Surgical Techniques
Bioactive Glass was used to obliterate mastoid cavities in 55 primary procedures and 35 secondary procedures. 57 ears were approached using a postaural soft tissue approach, 33 via a endaural approach. Table I. shows the classification of cases in both primary and secondary obliteration.
Ossicular status, as recorded in the operative notes, was graded using the Mills Staging System[13], from 0 (Chain intact) to 3 (Erosion malleus, incus and stapes arch). In 23 cases, the ossicular status was not able to be determined. In some cases, this was because the middle ear was not entered during a secondary obliteration (n=14), or revision surgery, and in others where clear documentation was not available at the time of not review (n=9). Chi-squared testing was performed to look for greater representation of one ossicular status than the others, and none was found (p=0.78). Table II. shows the number of cases at each ossicular Mills status. 41 patients underwent ossiculoplasty, the most common means of reconstruction being cartilage reinforced Type III (n = 17), or use of Titanium Partial(n = 12) or Total Ossicular Reconstruction Prosthesis (n = 5).
The 7th cranial nerve (Facial) was exposed as a result of disease in 8 cases. A fistula in the lateral semicircular canal was present in 5 cases. A further 7 patients were found to have both exposed Facial nerve and a fistula in the lateral semicircular canal. The presence of both facial dehiscence and lateral semicircular canal fistula in such a high proportion of patients highlights the need for intraoperative vigilance, in particular where one dehiscence has already been identified. At the time of publication, no patient had suffered delayed complications as a result of the use of Bioactive glass in the presence of a labyrinthine or facial nerve dehiscence.
A number of different graft materials were used for both the tympanic membrane repair and as a covering for Bioactive Glass. The covering graft prevents the bioactive glass from extruding into the external auditory canal and as an autograft provides a framework for epithelial growth (Figure 1).
The diversity of procedures, ossicular status, and the objective of this paper being to assess the use and clinical outcomes of Bioactive Glass mean that assessment of audiological outcomes by subgroup has not been performed. However, the median change of Air Bone Gap between Pre and Post (>6 months) operative audiometry was 1dB, (Range -36dB - +25dB). 31 had change within the margin of error for audiometry (+/-5dB), whilst 19 had a lower hearing threshold post operatively and 21 a higher hearing threshold postoperatively.

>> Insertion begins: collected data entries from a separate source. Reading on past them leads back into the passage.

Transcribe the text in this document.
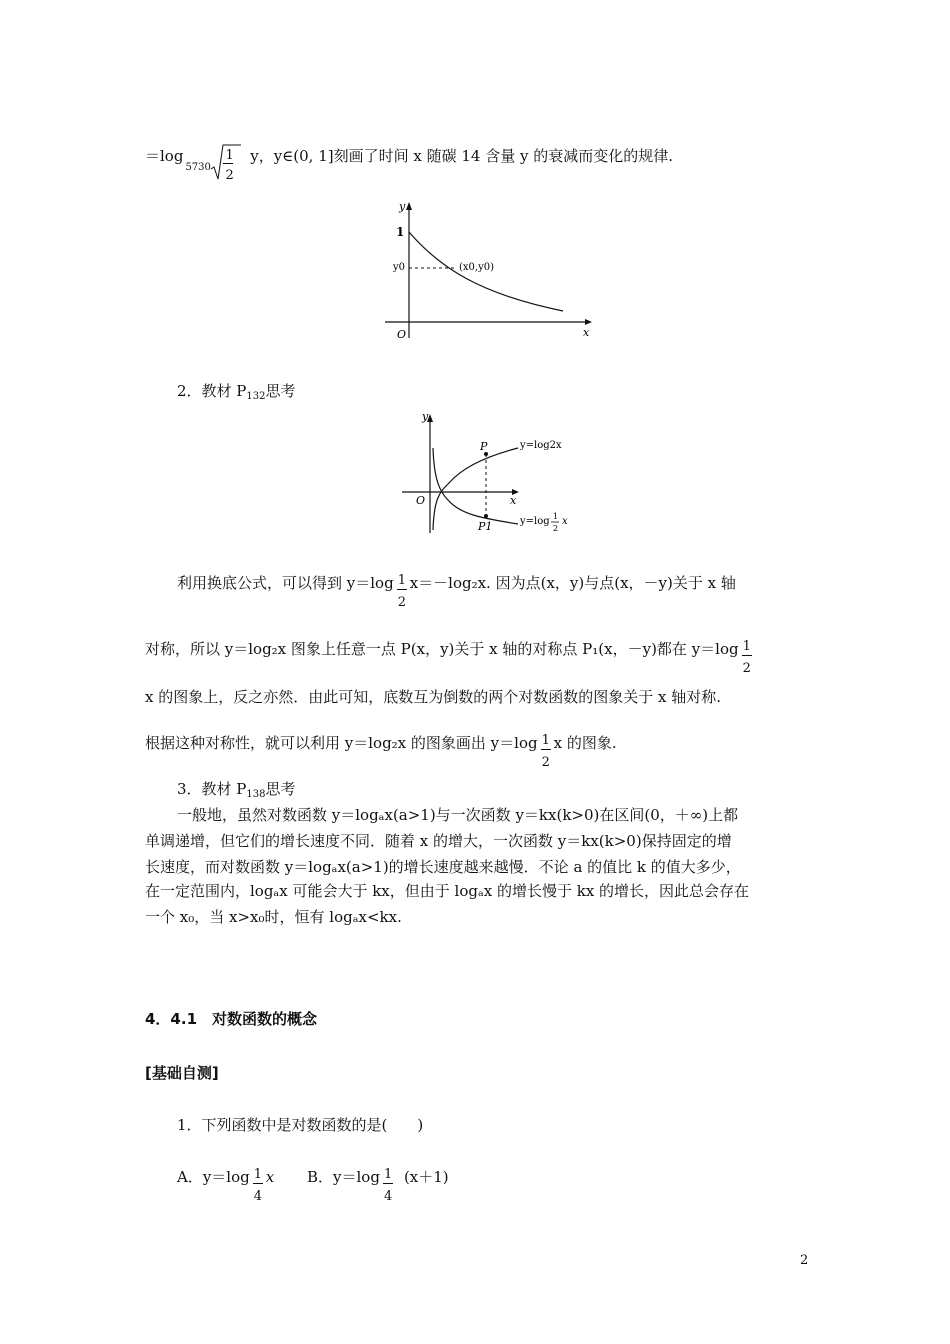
＝log
5730
1
2
y，y∈(0, 1]刻画了时间 x 随碳 14 含量 y 的衰减而变化的规律.
y
x
O
1
y0	(x0,y0)
2．教材 $P_{132}$思考
y
x
O
P
P1
y=log2x
y=log 1
2
x
利用换底公式，可以得到 $y=\log \frac{1}{2} x=-\log_2x$. 因为点(x，y)与点(x，－y)关于 x 轴
对称，所以 y＝log₂x 图象上任意一点 P(x，y)关于 x 轴的对称点 P₁(x，－y)都在 $y=\log \frac{1}{2}$
x 的图象上，反之亦然．由此可知，底数互为倒数的两个对数函数的图象关于 x 轴对称.
根据这种对称性，就可以利用 y＝log₂x 的图象画出 $y=\log \frac{1}{2}$ x 的图象.
3．教材 $P_{138}$思考
一般地，虽然对数函数 y＝logₐx(a>1)与一次函数 y＝kx(k>0)在区间(0，＋∞)上都
单调递增，但它们的增长速度不同．随着 x 的增大，一次函数 y＝kx(k>0)保持固定的增
长速度，而对数函数 y＝logₐx(a>1)的增长速度越来越慢．不论 a 的值比 k 的值大多少，
在一定范围内，logₐx 可能会大于 kx，但由于 logₐx 的增长慢于 kx 的增长，因此总会存在
一个 x₀，当 x>x₀时，恒有 logₐx<kx.
4．4.1　对数函数的概念
[基础自测]
1．下列函数中是对数函数的是(　　)
A．$y=\log \frac{1}{4}$ x B．$y=\log \frac{1}{4} (x+1)$
2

Clinical complications of open cavity surgery (dependence on clinical staff for aural toilet, discharging cavity, vertigo in cold air, and need to protect the ear from water) are shown in Figure 2. At the time of publication no patient has demonstrated recurrence. However, 6 patients have demonstrated retraction of the attic, one of whom has underwent exploratory tympanotomy where a suspicious area was found to be scar tissue rather than cholesteatoma pearl. Seven patients had intermittently discharging ears at the time of data collection (one as a result of ventilation tube). However, 18 (20%) (10 Primary, 8 Secondary) reported the presence of discharge and attended the outpatient department frequently for up to 6 weeks post-operatively. This was due to delayed healing of the graft covering of the Bioactive Glass and, in all cases, responded to regular microsuction and the use of topical antibiotic and steroid creams. All healed without deleterious effect on the mastoid obliteration. Further complication was seen in the occurrence of surgical site infection in two patients, both of whom resolved with oral and topical antibiotic treatment. One patient failed to comply with follow up and attended a solitary review at greater than six months post operatively. She had suffered prolonged discharge from the ear that had settled a few weeks prior to review. There had been complete loss of the bioactive glass and covering graft tissue but she had been left with a well healed and dry mastoid cavity.